Una Giana attenta e concentrata dilaga con l’Alessandria

Calcio serie C : Giana-Alessandria 3-0

La Giana non sbaglia approccio e dilaga nonostante inferiorità numerica. .

GIANA ERMINIO-ALESSANDRIA 3-0

Giana Erminio (3-5-2): Pirola; Ferrante (Corno 26’ st), Piazza, Minotti; Caferri, Franzoni, Marotta, Pinto (Ballabio 26’ st), Lamesta (Groppelli 43’ st); Maguette Fall, Mbarick Fall (Magni 42’ pt). A disp: Fumagalli, Boafo, Perna, Colombara, Acella, Messaggi, Barzotti, Verde. Allenatore: Andrea Chiappella

Alessandria (3-5-2): Spurio; Ciancio, Soler, Cusumano (Pellitteri 1’ st); Pellegrini, Sepe (Busatto 1’ st), Nichetti, Mastalli (Femia 27’ st), Nunzella (Rossi 1’ st); Siafa, Gazaoul (Laukzemis 38’ st). A disp: Farroni, Barmaz, Ndir, Fiumanò- Allenatore: Jonatan Binotto

Direttore di gara: Felipe Salvatore Viapiana di Catanzaro. Assistenti: Giuseppe Luca Lisi di Firenze e Leonardo Tesi di Padova. Quarto ufficiale: Aleksandar Djurdjevic di Trieste

Marcatori: Franzoni (G) 30’ pt, Pinto (G) 46’ pt e 17’ st

Recupero: 2’ pt, 4’ st

Angoli: 5-5

Ammoniti: Pellegrini (A) 47’ st, Busatto (A) 18’ st, Gazoul (A) 31’ st

Espulsi: Pirola (G) 41’ pt, Mandelli dalla panchina (medico Giana)

Super prestazione della Giana che non sottovaluta l’impegno e regola l’Alessandria con tre gol nonostante l’inferiorità numerica per 50′. Gara approcciata nel modo giusto dai gongorzolesi che creano subito occasioni a raffica con Fall, Franzoni, gol annullato a Ferrante e riesce a passare con una splendida azione coronata dal “nuovo” bomber Franzoni arrivato a quota 8 quest’anno. La gara si poteva decisamente complicare con l’errore di Pirola che prima tentenna sul rinvio e poi prende il pallone con le mani fuori area e viene espulso, ma non per questa Giana che si ricompatta togliendo l’attaccante meno veloce e riuscendo a raddoppiare grazie ad una ingenuità della difesa piemontese.
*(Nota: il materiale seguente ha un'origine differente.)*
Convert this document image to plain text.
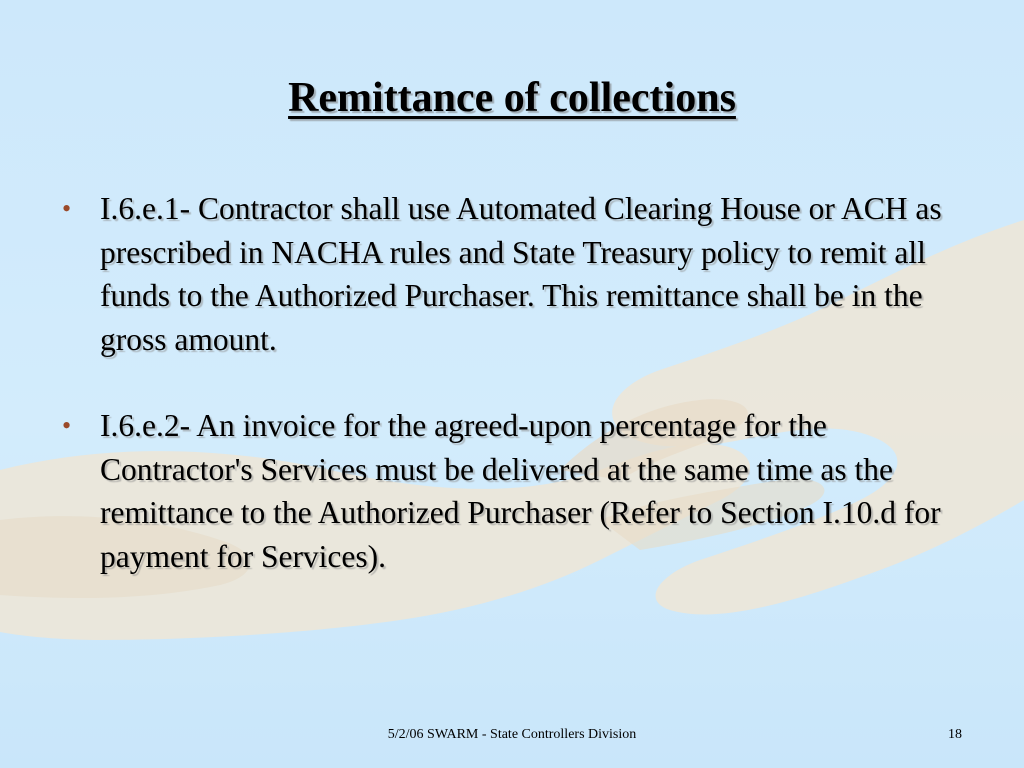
Remittance of collections
• I.6.e.1- Contractor shall use Automated Clearing House or ACH as prescribed in NACHA rules and State Treasury policy to remit all funds to the Authorized Purchaser. This remittance shall be in the gross amount.
• I.6.e.2- An invoice for the agreed-upon percentage for the Contractor's Services must be delivered at the same time as the remittance to the Authorized Purchaser (Refer to Section I.10.d for payment for Services).
5/2/06 SWARM - State Controllers Division	18
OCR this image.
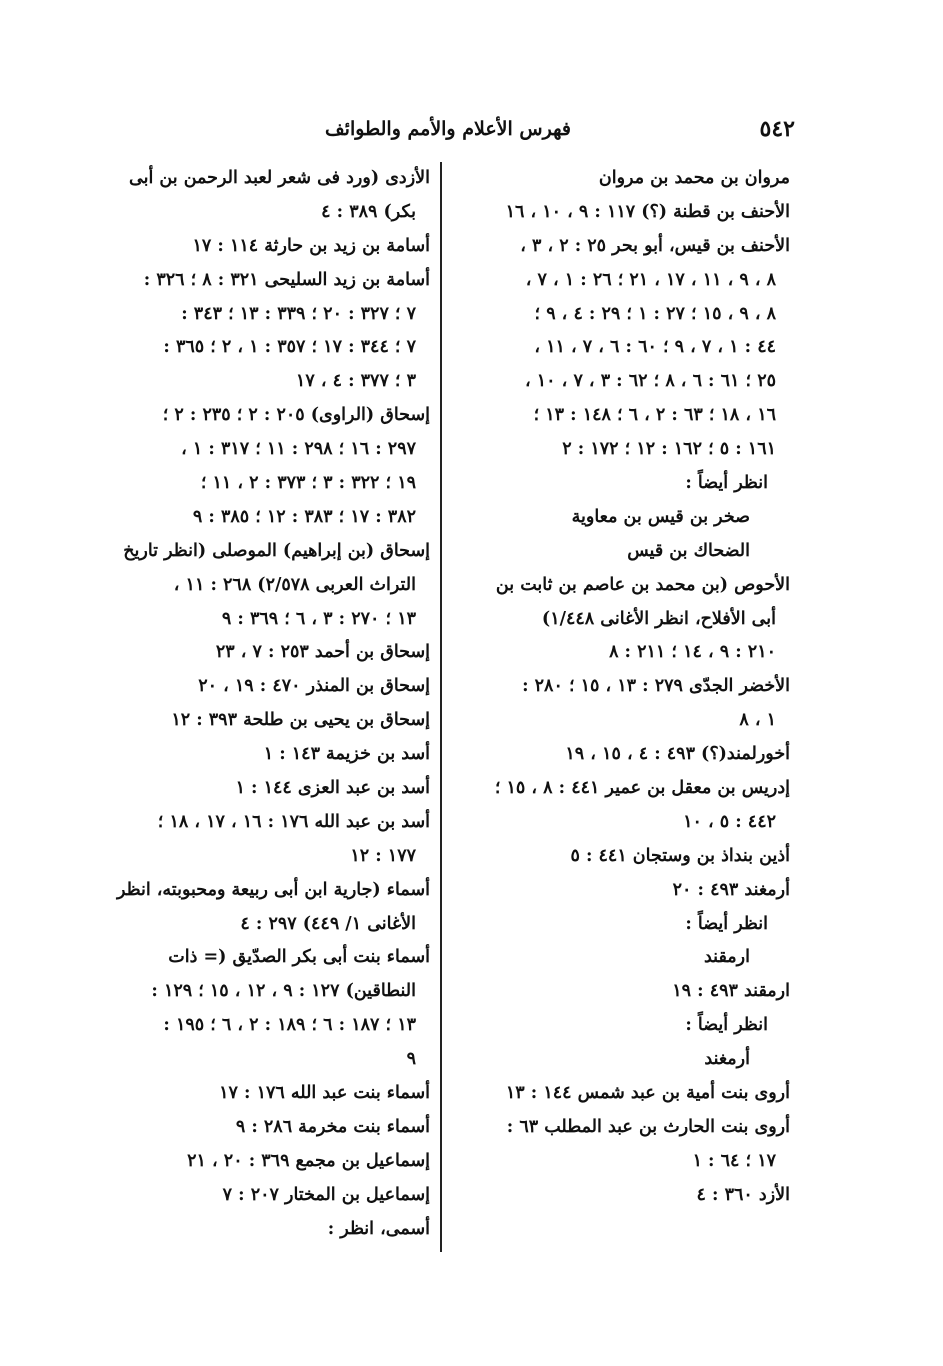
٥٤٢
فهرس الأعلام والأمم والطوائف
مروان بن محمد بن مروان
الأحنف بن قطنة (؟) ١١٧ : ٩ ، ١٠ ، ١٦
الأحنف بن قيس، أبو بحر ٢٥ : ٢ ، ٣ ،
٨ ، ٩ ، ١١ ، ١٧ ، ٢١ ؛ ٢٦ : ١ ، ٧ ،
٨ ، ٩ ، ١٥ ؛ ٢٧ : ١ ؛ ٢٩ : ٤ ، ٩ ؛
٤٤ : ١ ، ٧ ، ٩ ؛ ٦٠ : ٦ ، ٧ ، ١١ ،
٢٥ ؛ ٦١ : ٦ ، ٨ ؛ ٦٢ : ٣ ، ٧ ، ١٠ ،
١٦ ، ١٨ ؛ ٦٣ : ٢ ، ٦ ؛ ١٤٨ : ١٣ ؛
١٦١ : ٥ ؛ ١٦٢ : ١٢ ؛ ١٧٢ : ٢
انظر أيضاً :
صخر بن قيس بن معاوية
الضحاك بن قيس
الأحوص (بن محمد بن عاصم بن ثابت بن
أبى الأفلاح، انظر الأغانى ١/٤٤٨)
٢١٠ : ٩ ، ١٤ ؛ ٢١١ : ٨
الأخضر الجدّى ٢٧٩ : ١٣ ، ١٥ ؛ ٢٨٠ :
١ ، ٨
أخورلمند(؟) ٤٩٣ : ٤ ، ١٥ ، ١٩
إدريس بن معقل بن عمير ٤٤١ : ٨ ، ١٥ ؛
٤٤٢ : ٥ ، ١٠
أذين بنداذ بن وستجان ٤٤١ : ٥
أرمغند ٤٩٣ : ٢٠
انظر أيضاً :
ارمقند
ارمقند ٤٩٣ : ١٩
انظر أيضاً :
أرمغند
أروى بنت أمية بن عبد شمس ١٤٤ : ١٣
أروى بنت الحارث بن عبد المطلب ٦٣ :
١٧ ؛ ٦٤ : ١
الأزد ٣٦٠ : ٤
الأزدى (ورد فى شعر لعبد الرحمن بن أبى
بكر) ٣٨٩ : ٤
أسامة بن زيد بن حارثة ١١٤ : ١٧
أسامة بن زيد السليحى ٣٢١ : ٨ ؛ ٣٢٦ :
٧ ؛ ٣٢٧ : ٢٠ ؛ ٣٣٩ : ١٣ ؛ ٣٤٣ :
٧ ؛ ٣٤٤ : ١٧ ؛ ٣٥٧ : ١ ، ٢ ؛ ٣٦٥ :
٣ ؛ ٣٧٧ : ٤ ، ١٧
إسحاق (الراوى) ٢٠٥ : ٢ ؛ ٢٣٥ : ٢ ؛
٢٩٧ : ١٦ ؛ ٢٩٨ : ١١ ؛ ٣١٧ : ١ ،
١٩ ؛ ٣٢٢ : ٣ ؛ ٣٧٣ : ٢ ، ١١ ؛
٣٨٢ : ١٧ ؛ ٣٨٣ : ١٢ ؛ ٣٨٥ : ٩
إسحاق (بن إبراهيم) الموصلى (انظر تاريخ
التراث العربى ٢/٥٧٨) ٢٦٨ : ١١ ،
١٣ ؛ ٢٧٠ : ٣ ، ٦ ؛ ٣٦٩ : ٩
إسحاق بن أحمد ٢٥٣ : ٧ ، ٢٣
إسحاق بن المنذر ٤٧٠ : ١٩ ، ٢٠
إسحاق بن يحيى بن طلحة ٣٩٣ : ١٢
أسد بن خزيمة ١٤٣ : ١
أسد بن عبد العزى ١٤٤ : ١
أسد بن عبد الله ١٧٦ : ١٦ ، ١٧ ، ١٨ ؛
١٧٧ : ١٢
أسماء (جارية ابن أبى ربيعة ومحبوبته، انظر
الأغانى ١/ ٤٤٩) ٢٩٧ : ٤
أسماء بنت أبى بكر الصدّيق (= ذات
النطاقين) ١٢٧ : ٩ ، ١٢ ، ١٥ ؛ ١٢٩ :
١٣ ؛ ١٨٧ : ٦ ؛ ١٨٩ : ٢ ، ٦ ؛ ١٩٥ :
٩
أسماء بنت عبد الله ١٧٦ : ١٧
أسماء بنت مخرمة ٢٨٦ : ٩
إسماعيل بن مجمع ٣٦٩ : ٢٠ ، ٢١
إسماعيل بن المختار ٢٠٧ : ٧
أسمى، انظر :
Nel secondo tempo ci si aspetta la reazione degli ospiti che non arriva, ma c’è solo uno sterile possesso palla ed è la Giana ad andare vicino al terzo gol con Mauguette Fall e poi trovarlo con un tiro dal limite di Pinto, per l’Alessandria è notte fonda.